Undersea cables carrying 99% of intercontinental data. Data centres consuming 2% of global electricity. 5G towers sprouting at one every thirty seconds. Fibre-optic lines stitching together continents, countries, and communities. This is the physical foundation upon which the entire digital economy rests — hidden in plain sight, profoundly unequal, and expanding faster than any infrastructure system in human history.
Three interdependent layers form the physical substrate of the digital economy — from the ocean floor to the edge of the network.
The infrastructure stack is not merely a technical system — it is a geopolitical asset. The countries and companies that control the physical layer of the internet exercise disproportionate influence over the digital economy. The United States, through its dominance of submarine cable landing stations, IXPs, cloud infrastructure, and content delivery networks, sits at the centre of the global internet's physical topology. China, through its Digital Silk Road initiative, has invested over $80 billion in telecommunications infrastructure across Asia, Africa, and Latin America since 2015 — building not just 5G networks and data centres, but a parallel ecosystem of Huawei and ZTE equipment, BeiDou satellite navigation, and Chinese cloud platforms.
This infrastructure competition is reshaping international relations. The decision by multiple US allies — the UK, Sweden, Australia, Japan — to exclude Huawei from 5G core networks following US pressure in 2020 was not merely a technical choice about "trusted vendors." It was a sovereign decision about which geopolitical sphere a nation's critical digital infrastructure would belong to. Today, the global telecommunications equipment market shows a clear bifurcation: Ericsson and Nokia dominate in North America, Europe, and Japan; Huawei and ZTE dominate in China, most of Africa, and large parts of Southeast Asia and Latin America.

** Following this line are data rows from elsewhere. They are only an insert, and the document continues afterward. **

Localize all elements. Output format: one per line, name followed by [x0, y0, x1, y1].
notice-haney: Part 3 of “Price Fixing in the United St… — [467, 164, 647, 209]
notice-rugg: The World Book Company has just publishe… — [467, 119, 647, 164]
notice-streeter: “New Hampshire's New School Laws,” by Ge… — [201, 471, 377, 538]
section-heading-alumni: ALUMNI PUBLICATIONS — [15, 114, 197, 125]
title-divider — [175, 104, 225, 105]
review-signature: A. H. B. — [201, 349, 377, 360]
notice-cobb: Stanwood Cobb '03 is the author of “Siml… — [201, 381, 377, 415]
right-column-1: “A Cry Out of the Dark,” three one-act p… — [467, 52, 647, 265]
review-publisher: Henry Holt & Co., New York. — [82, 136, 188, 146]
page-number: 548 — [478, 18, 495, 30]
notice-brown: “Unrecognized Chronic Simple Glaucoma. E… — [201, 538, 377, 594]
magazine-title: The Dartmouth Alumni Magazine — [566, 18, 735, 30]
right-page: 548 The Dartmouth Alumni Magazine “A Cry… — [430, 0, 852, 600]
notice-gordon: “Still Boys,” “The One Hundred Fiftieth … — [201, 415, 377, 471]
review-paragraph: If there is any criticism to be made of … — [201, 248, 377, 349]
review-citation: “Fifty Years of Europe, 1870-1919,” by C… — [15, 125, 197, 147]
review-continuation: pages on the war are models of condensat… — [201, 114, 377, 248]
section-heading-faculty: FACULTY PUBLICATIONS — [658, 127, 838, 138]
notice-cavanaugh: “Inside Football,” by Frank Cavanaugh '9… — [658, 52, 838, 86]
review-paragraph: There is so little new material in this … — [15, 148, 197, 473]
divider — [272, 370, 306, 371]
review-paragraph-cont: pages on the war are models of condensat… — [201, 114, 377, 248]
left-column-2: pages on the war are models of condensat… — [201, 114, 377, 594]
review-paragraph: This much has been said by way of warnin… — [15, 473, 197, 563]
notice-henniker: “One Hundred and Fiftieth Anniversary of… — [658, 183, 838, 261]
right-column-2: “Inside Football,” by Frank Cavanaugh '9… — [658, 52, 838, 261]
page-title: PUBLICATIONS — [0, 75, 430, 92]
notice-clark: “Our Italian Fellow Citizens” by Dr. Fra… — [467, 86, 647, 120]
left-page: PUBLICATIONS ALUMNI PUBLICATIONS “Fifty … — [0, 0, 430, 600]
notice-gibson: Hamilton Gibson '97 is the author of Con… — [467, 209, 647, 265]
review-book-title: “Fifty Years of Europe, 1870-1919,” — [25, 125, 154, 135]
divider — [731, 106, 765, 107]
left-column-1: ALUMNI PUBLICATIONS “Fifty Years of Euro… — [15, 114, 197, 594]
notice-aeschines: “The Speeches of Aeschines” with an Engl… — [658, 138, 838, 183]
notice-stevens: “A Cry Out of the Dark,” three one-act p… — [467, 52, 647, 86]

The environmental dimension is equally pressing. Data centres consumed an estimated 240–340 TWh of electricity in 2023 — roughly 1–1.3% of global final electricity demand — with the largest hyperscale facilities now drawing over 100 MW each. In Ireland, data centres accounted for 18% of total national electricity consumption in 2023, prompting a de facto moratorium on new builds in the Dublin area. Water usage for cooling is another concern: a mid-sized data centre can consume 300,000–500,000 litres of water per day. AI training runs exacerbate the trend — training GPT-3 consumed an estimated 700,000 litres of freshwater in Microsoft's US data centres alone. The industry is responding: Google has committed to 24/7 carbon-free energy by 2030, Microsoft aims to be carbon-negative by 2030, and immersion cooling technologies promise 90% reductions in cooling energy.
2.6 billion people remain offline — one-third of humanity. In Least Developed Countries, only 36% of the population uses the Internet, and the gender gap in connectivity stands at 20 percentage points. Urban-rural divides persist even in advanced economies: 14% of rural Americans lack access to broadband at 25/3 Mbps, compared to 2% in urban areas. The cost of closing the global digital divide is estimated at $428 billion — roughly 0.5% of annual global GDP for a one-time investment.
Over 70% of the world's hyperscale data centres are concentrated in just three regions: the United States (39%), China (19%), and Europe (14%). Northern Virginia alone — "Data Centre Alley" — hosts over 300 facilities processing 70% of global internet traffic. This concentration creates both resilience risks (single points of failure) and economic dependencies: 14 of the 15 largest submarine cable landing stations are in US-allied territories.
The 500+ active submarine cables form a network of extraordinary fragility. Each year, 100–200 cable faults occur — 60% caused by fishing vessels and ship anchors, 15% by natural hazards. Repair requires specialised ships stationed in strategic locations, and a single fault can reduce intercontinental capacity by 30–60% on affected routes. New cables like 2Africa (45,000 km, circling the continent) and SEA-ME-WE 6 (21,700 km, linking Southeast Asia to Europe) are expanding capacity, but vulnerable chokepoints — the Malacca Strait, the Suez Canal, the Luzon Strait — remain critical single points of failure.
Connecting the remaining unconnected requires fundamentally different economics. In rural sub-Saharan Africa, the average revenue per user is under $3/month — far below the $20–40/month needed to justify traditional fibre or tower deployments. Satellite internet (Starlink, OneWeb, Project Kuiper), TV White Space technology, and community networks offer new models. Meanwhile, mobile money — used by 1.6 billion people, predominantly in developing economies — is proving to be the most powerful on-ramp to digital participation, demonstrating that connectivity alone is not enough: the infrastructure must enable economic agency.